At first suppose, that number $n=p_1^{m_1}\dots p_k^{m_k}$, where $p_i$, $i=1,\overline{k}$ – are distinct prime numbers and $m_i$ – are natural numbers, $i=1,\overline{k}$. Then let's choose all ordered pairs of numbers $(a,b)$, for which $[a,b]=n$. Here we do not have condition $a<b$, so pairs $(a,b)$ and $(b,a)$ for $a\ne b$ are considered different. If $a=p_1^{a_1}\dots p_k^{a_k}$ and $b=p_1^{b_1}\dots p_k^{b_k}$, so for satisfying condition $[a,b]=n$ it is necessary and sufficient that $\forall i=1,\overline{k}\max \{a_i,b_i\}=m_i$. Then possible variants of pairs $(a_i,b_i)$: $(0,m_i),(1,m_i),\dots ,(m_i-1,m_i),(m_i,m_i),(m_i,m_i-1),(m_i,m_i-2),\dots ,(m_i,0).$ In total there are $2m_i+1$ variants. So, in total there will be exactly $N=(2m_1+1)\dots (2m_k+1)$ ordered pairs of numbers. And there are exactly $\frac{1}{2}(N-1)$ pairs, for which $a<b$. Really, for all computed pairs we need to delete pair $(n,n)$, and for every two pairs $(a,b)$ and $(b,a)$ we need to leave one.
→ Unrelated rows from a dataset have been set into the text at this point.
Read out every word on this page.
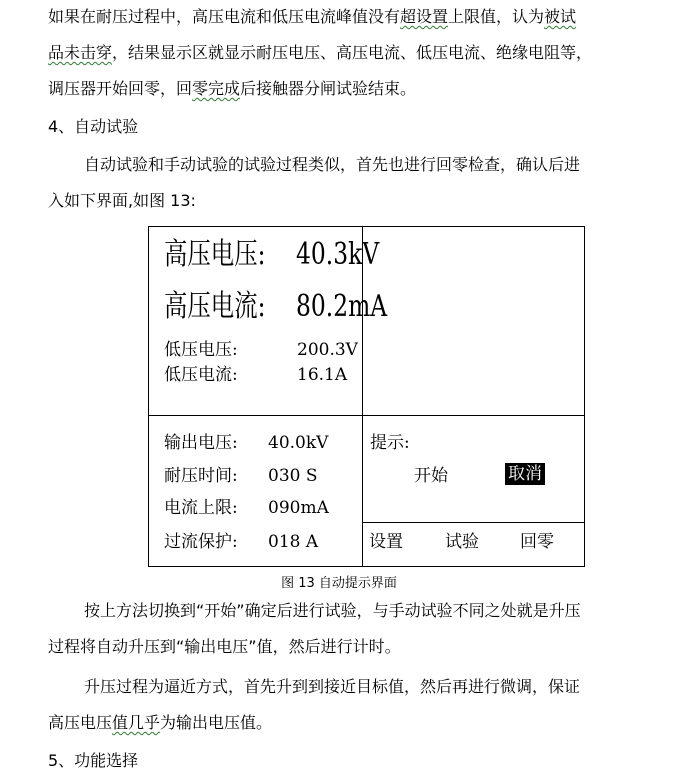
如果在耐压过程中，高压电流和低压电流峰值没有超设置上限值，认为被试
品未击穿，结果显示区就显示耐压电压、高压电流、低压电流、绝缘电阻等，
调压器开始回零，回零完成后接触器分闸试验结束。
4、自动试验
自动试验和手动试验的试验过程类似，首先也进行回零检查，确认后进
入如下界面,如图 13:
高压电压: 40.3kV
高压电流: 80.2mA
低压电压:	200.3V
低压电流:	16.1A
输出电压: 40.0kV
耐压时间: 030 S
电流上限: 090mA
过流保护: 018 A
提示:
开始	取消
设置 试验 回零
图 13 自动提示界面
按上方法切换到“开始”确定后进行试验，与手动试验不同之处就是升压
过程将自动升压到“输出电压”值，然后进行计时。
升压过程为逼近方式，首先升到到接近目标值，然后再进行微调，保证
高压电压值几乎为输出电压值。
5、功能选择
So, we need to find the biggest three-digit natural number, for which $\frac{1}{2}(N-1)=16$.

Then $N=33$, so there are two possible variants: $N=2\cdot 16+1$ or $N=(2\cdot 5+1)(2\cdot 1+1)$. In first case, for some prime $p$ condition is true $n=p^{16}\ge 2^{16}>999$. In second case, we have, that $n=p^{5}q$, where $p,q$ – are distinct prime numbers. As $5^5>999$, then $p=2$ or $p=3$. For $p=3$ we have, that $3^5=243$, so the number can only be $3^5\cdot 2=486$, as $3^5\cdot 5>999$. For $p=2$ we have, that $2^5=32$, so the number can be maximum three-digit number of form: $2^5\cdot p$, where $p>2$ – is prime. As $1000:2^5=31.25$, it is not hard to see, that the number is $2^5\cdot 31=992$.